Prescreve o art. 219º-1 e 3, do CPP (na redacção dada pela Lei 48/2007, de
29/08) o seguinte:
(…)
Com a lei nova, art. 219º-1, do CPP, o legislador restringiu a intervenção do
Ministério Público em sede de interposição de recurso: só o pode fazer em
benefício do arguido (para salvaguarda dos interesses deste).
Por ter sido pedido um agravamento das medidas de coacção o arguido, por certo,
não terá interesse em recorrer.
Com relatamos supra foi o Ministério Público que requereu a aplicação da medida,
e quando o fez por certo que não agiu em benefício do arguido e, assim sendo,
não pode recorrer da decisão.
Ora o Código de Processo Penal contém um regime geral de recursos (artigos 399.º
e seguintes) e um regime especial para o recurso das decisões que apliquem ou
mantenham medidas de coacção (artigo 219.º).
No regime geral de recursos, cabe recurso de todas as decisões cuja
irrecorribilidade não estiver previsto na lei (artigo 399.º do CPP).
No regime especial de recurso das medidas de coacção, apenas cabe recurso das
decisões que apliquem ou mantenham medidas de coacção (artigo 219.º do CPP).
Deste modo consideramos que os invocados princípios da legalidade e igualdade
bem como a alegada função constitucional do Mº Pº de defensor da legalidade
democrática, não podem sobrepor-se à vontade expressa e inequívoca do
legislador».
4. O Ministério Público requereu então a este Tribunal a apreciação dos nºs 1 e
3 do artigo 219º do Código de Processo Penal, enquanto não admitem a
interposição de recurso por parte do Ministério Público de decisão que não
aplique medidas de coacção, por violação do princípio constitucional da
legalidade do processo penal, previsto nos artigos. 32º e 165º, nº 1, alínea c),
do princípio da igualdade, consagrado no artigo 13º, da função constitucional do
Ministério Público de defensor da legalidade democrática, estabelecida no artigo
219º, nº 1, e do princípio fundamental que tutela o acesso ao direito por parte
do Ministério Público, enquanto representante do Estado/Comunidade, resultante
do conjugadamente disposto nos artigos 2º, 20º e 219º, nº 1, todos da
Constituição da República.
5. Notificados o recorrente e o recorrido, alegou o Ministério Público,
sustentando, entre o mais, o seguinte:
«2. Apreciação do mérito do recurso
2.1.A questão de inconstitucionalidade que constitui objecto do recurso (embora
com formulações não totalmente coincidentes, contudo irrelevantes), já foi
trazida anteriormente a este Tribunal (Processo nºs 379/08, da 3ª Secção, 41/09,
da 2ª Secção e 228/09, da 1ª Secção).
Nesses processos decidiu-se não tomar conhecimento dos recursos.

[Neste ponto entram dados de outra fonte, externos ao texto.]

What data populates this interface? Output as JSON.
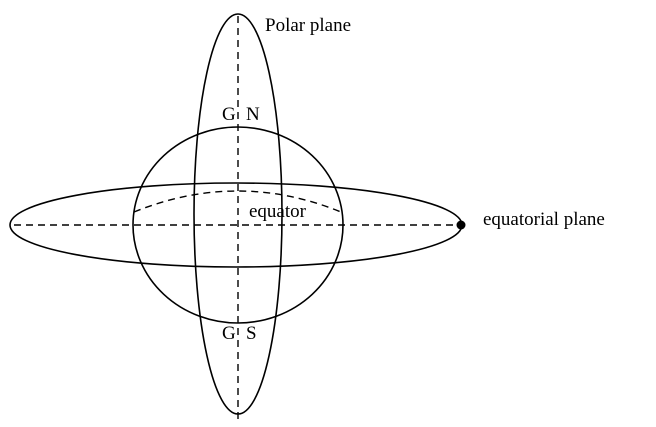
{
  "labels": {
    "polar_plane": "Polar plane",
    "equatorial_plane": "equatorial plane",
    "equator": "equator",
    "g_top": "G",
    "north": "N",
    "g_bottom": "G",
    "south": "S"
  },
  "colors": {
    "stroke": "#000000",
    "background": "#ffffff"
  }
}
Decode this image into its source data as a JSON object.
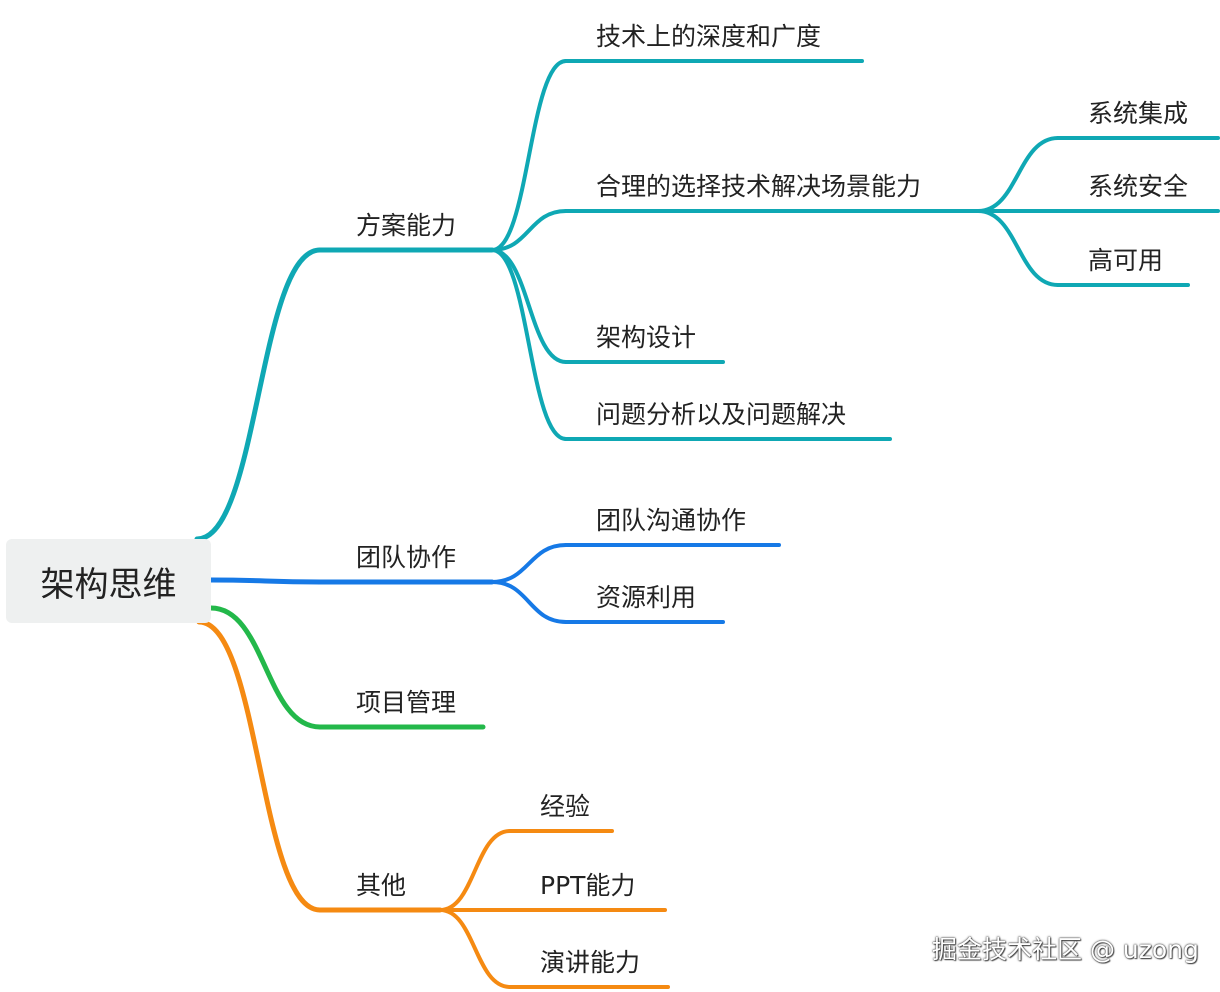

Nas alegações então produzidas sustentou-se a inconstitucionalidade material das
normas em apreço, pelo que nos limitamos a transcrever, na parte pertinente, as
alegações então produzidas.
“3. Da questão de constitucionalidade suscitada.
Dispõe o nº 1 do artigo 219º do Código de Processo Penal que:
“Só o arguido e o Ministério Público em benefício do arguido podem interpor
recurso da decisão que aplicar, mantiver ou substituir medidas previstas no
presente título”.
Esta redacção inovadora foi introduzida pela Lei nº 48/2007, de 29 de Agosto e
veio retirar ao Ministério Público legitimidade para recorrer, desde que o não
faça em benefício do arguido.
O retirar ao Ministério Público a possibilidade de recorrer em prejuízo do
arguido, em sede de medidas coactivas aplicadas em processo penal, colide com o
seu estatuto constitucionalmente consagrado, violando ainda, e designadamente,
princípios da Lei Fundamental como são o caso dos princípios da legalidade, do
acesso ao direito e do Estado de direito democrático.

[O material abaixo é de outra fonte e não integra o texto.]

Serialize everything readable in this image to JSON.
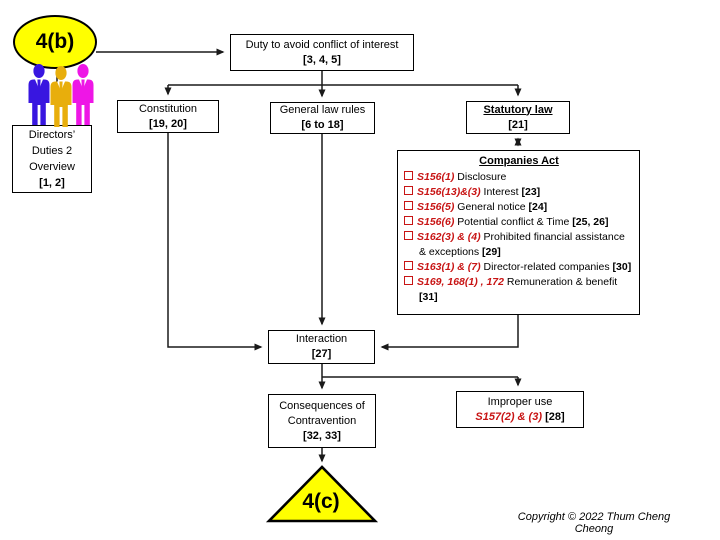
{
  "palette": {
    "node_yellow": "#FFFF00",
    "accent_red": "#C81414",
    "line_black": "#1a1a1a",
    "person_blue": "#3816E0",
    "person_gold": "#E8AE0C",
    "person_magenta": "#EE16E6"
  },
  "start_node": {
    "label": "4(b)"
  },
  "end_node": {
    "label": "4(c)"
  },
  "overview_box": {
    "lines": [
      "Directors’",
      "Duties 2",
      "Overview",
      "[1, 2]"
    ]
  },
  "duty_box": {
    "title": "Duty to avoid conflict of interest",
    "tag": "[3, 4, 5]"
  },
  "constitution_box": {
    "title": "Constitution",
    "tag": "[19, 20]"
  },
  "general_law_box": {
    "title": "General law rules",
    "tag": "[6 to 18]"
  },
  "statutory_box": {
    "title": "Statutory law",
    "tag": "[21]"
  },
  "companies_act": {
    "title": "Companies Act",
    "items": [
      {
        "ref": "S156(1)",
        "text": "Disclosure",
        "tag": ""
      },
      {
        "ref": "S156(13)&(3)",
        "text": "Interest",
        "tag": "[23]"
      },
      {
        "ref": "S156(5)",
        "text": "General notice",
        "tag": "[24]"
      },
      {
        "ref": "S156(6)",
        "text": "Potential conflict & Time",
        "tag": "[25, 26]"
      },
      {
        "ref": "S162(3) & (4)",
        "text": "Prohibited financial assistance & exceptions",
        "tag": "[29]"
      },
      {
        "ref": "S163(1) & (7)",
        "text": "Director-related companies",
        "tag": "[30]"
      },
      {
        "ref": "S169, 168(1) , 172",
        "text": "Remuneration & benefit",
        "tag": "[31]"
      }
    ]
  },
  "interaction_box": {
    "title": "Interaction",
    "tag": "[27]"
  },
  "consequences_box": {
    "line1": "Consequences of",
    "line2": "Contravention",
    "tag": "[32, 33]"
  },
  "improper_box": {
    "title": "Improper use",
    "ref": "S157(2) & (3)",
    "tag": "[28]"
  },
  "footer": {
    "copyright": "Copyright © 2022 Thum Cheng Cheong"
  }
}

O Ministério Público é concebido como uma magistratura autónoma (artigo 219º, nº
2 da Constituição), sendo o “dominus” do inquérito na primeira das fases
preliminares do processo penal e actuando sempre na pendência deste (seja no
inquérito, na instrução, no julgamento ou na fase do recurso) como um sujeito
isento e objectivo – cf., entre outros, os Acórdãos nºs 610/96 e 216/99 do
Tribunal Constitucional.
Compete-lhe nos termos do nº 1 do citado artigo 219º da Constituição e
titularidade do exercício da acção penal orientada pelo princípio da legalidade
e da defesa de legalidade democrática.
As medidas de coacção só podem ser aplicadas no âmbito de um concreto processo
penal instaurado contra um determinado arguido já constituído como tal, estando
sujeitas a um princípio da legalidade nos termos do artigo 191º do Código de
Processo Penal, que surge como uma das concretizações na legislação ordinária do
princípio constitucional de legalidade do processo penal, que se extrai do
artigo 32º conjugado com o artigo 165º, nº 1, alínea c) da Constituição.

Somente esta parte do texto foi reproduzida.